Analyze Halo data
This package generates various statistics and plots for Halo data. Currently in its beginning stages, it has been written specifically for melanoma data but as it evolves it ultimately will support all data sets.
Step 1: Install
On MSK server, with R
Step 2: Create manifest with all project parameters including input files
cd [WORKING_DIRECTORY] Rscript scripts/configure_halo_pipeline.R \ --rawDataDir /home/byrne/halo/dev/halodev/tests/data \ --studyName halodevTest \ --dataDir $PWD/objectAnalysisData \ --metaDir /ifs/tcga/socci/Multiomyx/HaloData/Melanoma_IL2__Final/Cohort2/MetaData \ --driftDir /ifs/tcga/socci/Multiomyx/Cell_drift_loss_masks/melanoma_drift_result/drift_summary \ --markerConfigFile /home/byrne/halo/data/template_configs/template_marker_config.yaml \ --plotConfigFile /home/byrne/halo/data/template_configs/plot_config.yaml \ --annotationsDirs /ifs/tcga/socci/Multiomyx/HaloData/Melanoma_IL2__Final/Cohort2/HaloCoordinates \ --setDefaultDirectoryStructure
Above are the minimum required arguments to start a new pipeline run FROM SCRATCH. For a full list of options, run
Rscript scripts/configure_halo_pipeline.R -h
Use '--setDefaultDirectoryStructure' to do just that. This will create default folders and subfolders for all possible analyses.
The result of this script is a YAML file with all parameters needed to run entire pipeline. Default location for this file is studyName/config/study_config.yaml. This file can then be manually edited as needed or used as a template for future pipeline runs.
Step 3: Run pipeline
Move to study directory, e.g.,
Run from scratch, including marking exclusions
Rscript scripts/final_pipeline.R -m config/study_config.yaml --markExclusions
Step 4: Rerun failed or additional pipeline steps
To rerun a step because of failure or dependency changes, manually modify study_config.yaml by removing files to be recreated. Alternatively, if file does exist, delete it. Then rerun pipeline.
Rscript scripts/final_pipeline.R -m config/study_config.yaml
Currently the pipeline runs the following steps:
- parse and store all halo boundaries
- mark exclusions & generate debug plots
- generate cell type marker combination counts spreadsheet with cell type interpretations
- calculate total FOV area and marker densities
- plot total FOV marker densities
- calculate infiltration area and marker densities (by distance intervals from tumor interfaces)
- plot infiltration marker densities
Exclusions need to be marked only once. Once run, study_config.yaml will be updated to include data_dir, which will point to the directory containing *.rda files that include EXCLUDE columns. For any subsequent pipeline runs, do NOT use --markExclusions unless meta data, drift data or Halo boundary data has changed.
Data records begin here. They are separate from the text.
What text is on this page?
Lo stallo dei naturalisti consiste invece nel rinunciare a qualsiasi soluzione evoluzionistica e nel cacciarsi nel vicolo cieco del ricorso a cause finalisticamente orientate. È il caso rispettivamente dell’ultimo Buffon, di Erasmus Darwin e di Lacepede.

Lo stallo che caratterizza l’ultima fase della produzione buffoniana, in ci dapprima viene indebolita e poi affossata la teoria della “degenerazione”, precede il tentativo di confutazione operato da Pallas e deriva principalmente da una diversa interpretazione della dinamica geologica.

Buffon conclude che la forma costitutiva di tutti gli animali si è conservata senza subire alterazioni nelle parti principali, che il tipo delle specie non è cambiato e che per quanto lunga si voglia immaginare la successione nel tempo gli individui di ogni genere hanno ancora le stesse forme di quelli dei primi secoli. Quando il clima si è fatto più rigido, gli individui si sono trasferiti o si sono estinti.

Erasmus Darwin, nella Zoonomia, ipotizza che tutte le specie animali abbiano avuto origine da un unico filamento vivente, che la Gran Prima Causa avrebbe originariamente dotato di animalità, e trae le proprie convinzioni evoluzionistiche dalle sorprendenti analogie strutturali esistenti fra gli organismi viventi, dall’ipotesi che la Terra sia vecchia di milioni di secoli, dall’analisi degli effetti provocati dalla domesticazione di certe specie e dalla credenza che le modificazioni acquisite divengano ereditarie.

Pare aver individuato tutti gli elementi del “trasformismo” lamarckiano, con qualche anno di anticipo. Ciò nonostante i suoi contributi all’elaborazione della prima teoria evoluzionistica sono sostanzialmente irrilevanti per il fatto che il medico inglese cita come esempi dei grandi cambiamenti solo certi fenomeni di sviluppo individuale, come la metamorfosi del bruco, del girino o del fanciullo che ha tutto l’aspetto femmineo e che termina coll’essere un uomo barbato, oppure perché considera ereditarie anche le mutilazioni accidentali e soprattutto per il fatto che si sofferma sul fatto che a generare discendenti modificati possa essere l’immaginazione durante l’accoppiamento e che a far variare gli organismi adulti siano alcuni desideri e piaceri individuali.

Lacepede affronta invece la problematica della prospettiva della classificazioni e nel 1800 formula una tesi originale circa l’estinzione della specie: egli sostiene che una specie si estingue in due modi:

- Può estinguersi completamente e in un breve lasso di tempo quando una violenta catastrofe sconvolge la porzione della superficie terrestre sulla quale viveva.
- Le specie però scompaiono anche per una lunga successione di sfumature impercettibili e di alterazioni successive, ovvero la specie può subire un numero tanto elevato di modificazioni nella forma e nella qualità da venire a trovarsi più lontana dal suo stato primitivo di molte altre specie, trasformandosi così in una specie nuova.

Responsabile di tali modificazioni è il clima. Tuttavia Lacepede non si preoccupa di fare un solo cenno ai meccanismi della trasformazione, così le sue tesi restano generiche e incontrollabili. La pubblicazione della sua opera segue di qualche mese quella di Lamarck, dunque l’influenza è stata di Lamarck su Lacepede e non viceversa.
Similarly, if starting pipeline using *.rda files that already have EXCLUDE columns, fill in data_dir or data_files in study_config.yaml and do NOT use --markExclusions.
If not provided during configuration, study_config.yaml will be automatically generated with default values. IMPORTANT: Validation of config files is not yet implemented. Make sure to manually review and modify files as necessary.
study_config.yaml will be updated as the pipeline runs to point to any new files generated during the run. This will allow steps to be skipped in future runs if their dependencies already exist and remain unchanged during current run. To turn this default behavior off, use --noConfigOverwrite.
If an existing cellTypeConfigFile configuration file is not provided during a configuration, one will be generated based on *CellTypes.xlsx file in meta data directory, and can be manually modified if necessary before running pipeline.
markerConfigFile is used for plotting density values. A template exists, but there is currently no auto-generation of this file. See documentation (TO BE CREATED) for details on the format of this file.